Fear The Walking Dead Showrunner Talks Dramatic Season Finale
Warning: This article contains spoilers for the season three finale of Fear the Walking Dead.
Sunday night's Fear the Walking Dead finale left quite a lot up in the air, with Madison (Kim Dickens) the only confirmed survivor. The rest of the show's cast, though, may have bit the dust, a cliffhanger that has left many fans scratching their heads– and waiting eagerly for the show to return.
Co-creator Dave Erickson told Entertainment Weekly that the vagueness of the ending was intentional due to his upcoming departure. With the showrunner stepping down to work on new projects for Sony and AMC and Andrew Chambliss and Ian B. Goldberg taking over, Erickson wanted to give them the opportunity to figure out what they wanted to do in season four and beyond.
"The goal for me was to wrap things up for the emotional and dramatic standpoints," he said. "We've been exploring violence, and morality obviously throughout the season, and I wanted to bring things full circle.

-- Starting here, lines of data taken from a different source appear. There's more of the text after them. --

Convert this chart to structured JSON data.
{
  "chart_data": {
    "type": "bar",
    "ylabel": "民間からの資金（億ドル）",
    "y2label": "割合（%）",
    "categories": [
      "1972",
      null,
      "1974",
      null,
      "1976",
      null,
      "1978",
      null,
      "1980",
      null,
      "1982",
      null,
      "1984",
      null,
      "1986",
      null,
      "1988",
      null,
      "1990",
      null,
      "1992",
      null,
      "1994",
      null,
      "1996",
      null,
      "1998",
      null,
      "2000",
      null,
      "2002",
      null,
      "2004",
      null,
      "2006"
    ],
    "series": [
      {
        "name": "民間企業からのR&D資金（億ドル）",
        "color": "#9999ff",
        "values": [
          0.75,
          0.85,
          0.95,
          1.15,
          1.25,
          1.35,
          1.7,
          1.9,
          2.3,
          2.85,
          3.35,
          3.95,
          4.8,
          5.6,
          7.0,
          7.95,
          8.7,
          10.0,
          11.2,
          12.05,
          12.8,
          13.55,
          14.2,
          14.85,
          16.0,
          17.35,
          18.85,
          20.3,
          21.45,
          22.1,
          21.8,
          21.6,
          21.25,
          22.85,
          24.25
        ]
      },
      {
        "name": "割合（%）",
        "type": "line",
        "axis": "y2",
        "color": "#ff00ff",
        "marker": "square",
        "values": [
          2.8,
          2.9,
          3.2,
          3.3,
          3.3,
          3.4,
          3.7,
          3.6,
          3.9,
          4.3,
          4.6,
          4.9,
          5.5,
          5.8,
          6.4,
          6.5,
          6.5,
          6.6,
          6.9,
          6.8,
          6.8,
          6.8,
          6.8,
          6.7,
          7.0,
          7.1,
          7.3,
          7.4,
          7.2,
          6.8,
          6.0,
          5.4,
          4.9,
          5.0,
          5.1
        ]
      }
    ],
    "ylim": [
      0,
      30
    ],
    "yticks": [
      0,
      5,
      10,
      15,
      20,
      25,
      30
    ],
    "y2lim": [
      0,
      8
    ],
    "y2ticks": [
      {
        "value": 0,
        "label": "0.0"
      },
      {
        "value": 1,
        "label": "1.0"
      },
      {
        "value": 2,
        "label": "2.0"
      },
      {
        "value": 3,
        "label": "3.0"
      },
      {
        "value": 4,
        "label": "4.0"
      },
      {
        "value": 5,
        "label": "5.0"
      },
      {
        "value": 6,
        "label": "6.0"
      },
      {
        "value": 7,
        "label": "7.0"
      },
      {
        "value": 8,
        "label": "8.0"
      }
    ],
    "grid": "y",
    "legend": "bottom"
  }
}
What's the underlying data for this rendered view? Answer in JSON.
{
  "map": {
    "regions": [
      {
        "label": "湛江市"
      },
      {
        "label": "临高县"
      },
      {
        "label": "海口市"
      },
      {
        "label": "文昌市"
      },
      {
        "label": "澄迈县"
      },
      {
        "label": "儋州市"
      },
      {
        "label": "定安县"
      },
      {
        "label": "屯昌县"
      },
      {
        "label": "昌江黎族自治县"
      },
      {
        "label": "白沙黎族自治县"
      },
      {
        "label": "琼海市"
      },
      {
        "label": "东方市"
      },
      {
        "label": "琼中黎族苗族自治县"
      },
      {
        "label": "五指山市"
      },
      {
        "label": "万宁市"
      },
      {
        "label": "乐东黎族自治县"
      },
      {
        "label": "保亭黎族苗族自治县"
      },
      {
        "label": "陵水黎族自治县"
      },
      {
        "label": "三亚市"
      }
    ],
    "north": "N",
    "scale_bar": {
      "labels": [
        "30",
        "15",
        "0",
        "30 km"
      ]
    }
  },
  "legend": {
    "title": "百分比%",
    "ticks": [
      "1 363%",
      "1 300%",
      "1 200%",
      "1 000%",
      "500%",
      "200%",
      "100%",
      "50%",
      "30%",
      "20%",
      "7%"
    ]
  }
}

The intention was always to destroy the thing that held back the resource and the thing that justified the violence, which was the water, so the dam was always going to go."
"I think that there was a version of this where if I was going to stay on it might have been a little bit more clearly defined in terms of who survived exactly, and who was going to be ready to rally and go to war with Proctor John in season four," he continued. "But being not entirely certain what the intentions were going to be from Scott's camp, we chose to leave it a little more open-ended."
Erickson said that his plan was for Proctor John (Ray McKinnon) to be the newest big bad, adding that a lot of the show's characters already have "beef" with him. "Really Proctor John is a person who has embraced the reality of this world, really had embraced it pre-apocalypse," he said. "He's not necessarily evil; I think he is practical, he's pragmatic. He knows that violence is the currency."
Although Erickson isn't sure what the new showrunners will do with the character moving forward, he said that it was important to him that he had someone who could "manifest that and embody it." "Definitely we were leading into that becoming our main adversary in season four," he said. "So there are elements that I personally would like to see play out, but it was important just to give enough ambiguity so that they can take it and run with it in any direction they want to."
Erickson said that it is "bittersweet" to leave the show behind, but he is excited to move on to his next project, an adaptation of David Cronenberg's Consumed for AMC. "It really started as a family drama," he said of Fear. "It began as this dysfunctional blended family... I also think one of the things I do appreciate is that I think we took time with it. We gave them their due. We didn't churn them into zombie killers within an episode or two, and it's something that they've continued to wrestle with. And I hope that we've played to the tropes of the genre and I hope that we've embraced the universe that Robert [Kirkman] created."